You don’t have to be from Clare to advise the European Environment Agency on science, but it helps.

By Ross O’Donoghue

“We had a few sheep on the farm,” says Claire Dupont, newly appointed EEA Scientific Committee Chair. “I loved being with the lambs in the springtime. I grew up with a very strong connection to nature and it’s only in adult life I’ve realized that not everybody has it.”

Childhood on a farm between Cratloe and Sixmilebridge served her well. After a degree in the University of Limerick and development work in Tanzania, a move to Brussels switched her attention to climate policy. She is now a Professor at Ghent University, focused on climate and environmental governance.

With an honesty that Biddy Early would be proud of, Claire Dupont was a straight talker at this week’s webinar on the EU’s Carbon Neutral future. Can we achieve net zero by 2050?
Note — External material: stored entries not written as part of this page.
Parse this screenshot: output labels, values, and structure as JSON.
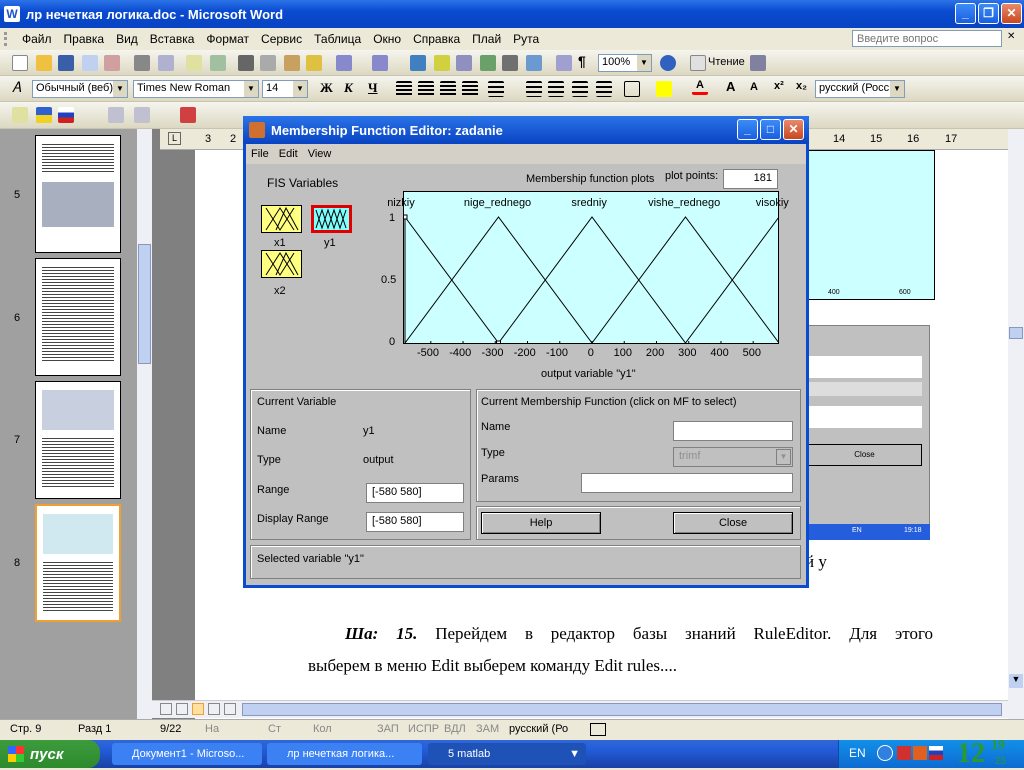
{
  "window": {
    "title": "лр нечеткая логика.doc - Microsoft Word",
    "app_icon": "W"
  },
  "menu": [
    "Файл",
    "Правка",
    "Вид",
    "Вставка",
    "Формат",
    "Сервис",
    "Таблица",
    "Окно",
    "Справка",
    "Плай",
    "Рута"
  ],
  "help_placeholder": "Введите вопрос",
  "toolbar": {
    "zoom": "100%",
    "read_label": "Чтение"
  },
  "format": {
    "style": "Обычный (веб)",
    "font": "Times New Roman",
    "size": "14",
    "bold": "Ж",
    "italic": "К",
    "underline": "Ч",
    "language": "русский (Росс"
  },
  "ruler": {
    "numbers": [
      "3",
      "2",
      "14",
      "15",
      "16",
      "17"
    ]
  },
  "thumbnails": [
    {
      "num": "5"
    },
    {
      "num": "6"
    },
    {
      "num": "7"
    },
    {
      "num": "8"
    }
  ],
  "document": {
    "partial_line": "й у",
    "step_label": "Ша: 15.",
    "step_text": "Перейдем в редактор базы знаний RuleEditor. Для этого",
    "step_text2": "выберем в меню Edit выберем команду Edit rules....",
    "bg_ticks": [
      "400",
      "600"
    ],
    "bg_close": "Close",
    "bg_tray_lang": "EN",
    "bg_tray_time": "19:18"
  },
  "dialog": {
    "title": "Membership Function Editor: zadanie",
    "menu": [
      "File",
      "Edit",
      "View"
    ],
    "fis_variables_label": "FIS Variables",
    "variables": [
      {
        "name": "x1"
      },
      {
        "name": "y1"
      },
      {
        "name": "x2"
      }
    ],
    "plot_title": "Membership function plots",
    "plot_points_label": "plot points:",
    "plot_points_value": "181",
    "chart_data": {
      "type": "line",
      "xlabel": "output variable \"y1\"",
      "xlim": [
        -580,
        580
      ],
      "ylim": [
        0,
        1
      ],
      "xticks": [
        "-500",
        "-400",
        "-300",
        "-200",
        "-100",
        "0",
        "100",
        "200",
        "300",
        "400",
        "500"
      ],
      "yticks": [
        "0",
        "0.5",
        "1"
      ],
      "series": [
        {
          "name": "nizkiy",
          "x": [
            -580,
            -580,
            -290
          ],
          "y": [
            0,
            1,
            0
          ]
        },
        {
          "name": "nige_rednego",
          "x": [
            -580,
            -290,
            0
          ],
          "y": [
            0,
            1,
            0
          ]
        },
        {
          "name": "sredniy",
          "x": [
            -290,
            0,
            290
          ],
          "y": [
            0,
            1,
            0
          ]
        },
        {
          "name": "vishe_rednego",
          "x": [
            0,
            290,
            580
          ],
          "y": [
            0,
            1,
            0
          ]
        },
        {
          "name": "visokiy",
          "x": [
            290,
            580,
            580
          ],
          "y": [
            0,
            1,
            0
          ]
        }
      ]
    },
    "current_variable": {
      "header": "Current Variable",
      "name_label": "Name",
      "name_value": "y1",
      "type_label": "Type",
      "type_value": "output",
      "range_label": "Range",
      "range_value": "[-580 580]",
      "display_range_label": "Display Range",
      "display_range_value": "[-580 580]"
    },
    "current_mf": {
      "header": "Current Membership Function (click on MF to select)",
      "name_label": "Name",
      "name_value": "",
      "type_label": "Type",
      "type_value": "trimf",
      "params_label": "Params",
      "params_value": ""
    },
    "help_button": "Help",
    "close_button": "Close",
    "status": "Selected variable \"y1\""
  },
  "status_bar": {
    "page": "Стр. 9",
    "section": "Разд 1",
    "count": "9/22",
    "at": "На",
    "line": "Ст",
    "col": "Кол",
    "rec": "ЗАП",
    "trk": "ИСПР",
    "ext": "ВДЛ",
    "ovr": "ЗАМ",
    "lang": "русский (Ро"
  },
  "taskbar": {
    "start": "пуск",
    "tasks": [
      "Документ1 - Microso...",
      "лр нечеткая логика...",
      "5 matlab"
    ],
    "lang": "EN",
    "time_hour": "12",
    "time_min": "19",
    "time_sec": "25"
  }
}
“Nowhere in our human history do we have experience or knowledge of the sorts of global climatic change that we currently experience. We are in unknown territory and I think it’s important for us to keep that in mind.

“Transformation is inevitable. It is coming because the underlying life support systems of our planet are being destabilised by human action.”

She paints a picture of damage limitation when it comes to our water systems and our soil quality.

She sees the impact of a pandemic and Russia’s invasion of Ukraine. Can hope come in the form of the European Green Deal? “The European Green Deal has taken on a life of its own. Despite calls from business lobbies and other countries saying we need to put aside our climate policies and focus on economic recovery, the European Commission wrote a proposal for recovery that put the Green Deal at the heart of it.”

Dupont has been studying the EU for over 15 years and admits the robustness of the European Green Deal is somewhat surprising.
“I don’t want to say that everything is perfect. Managing the success, scale, speed and scope of it is not easy. We should not underestimate crises. But with the European Green Deal, we do have a roadmap for where we need to get to.”

Change is coming, but this Clare woman is fighting for a Europe where her own daughters can enjoy the lambs in spring. Dílis Dá Oidhreacht – true to her heritage, as the saying goes.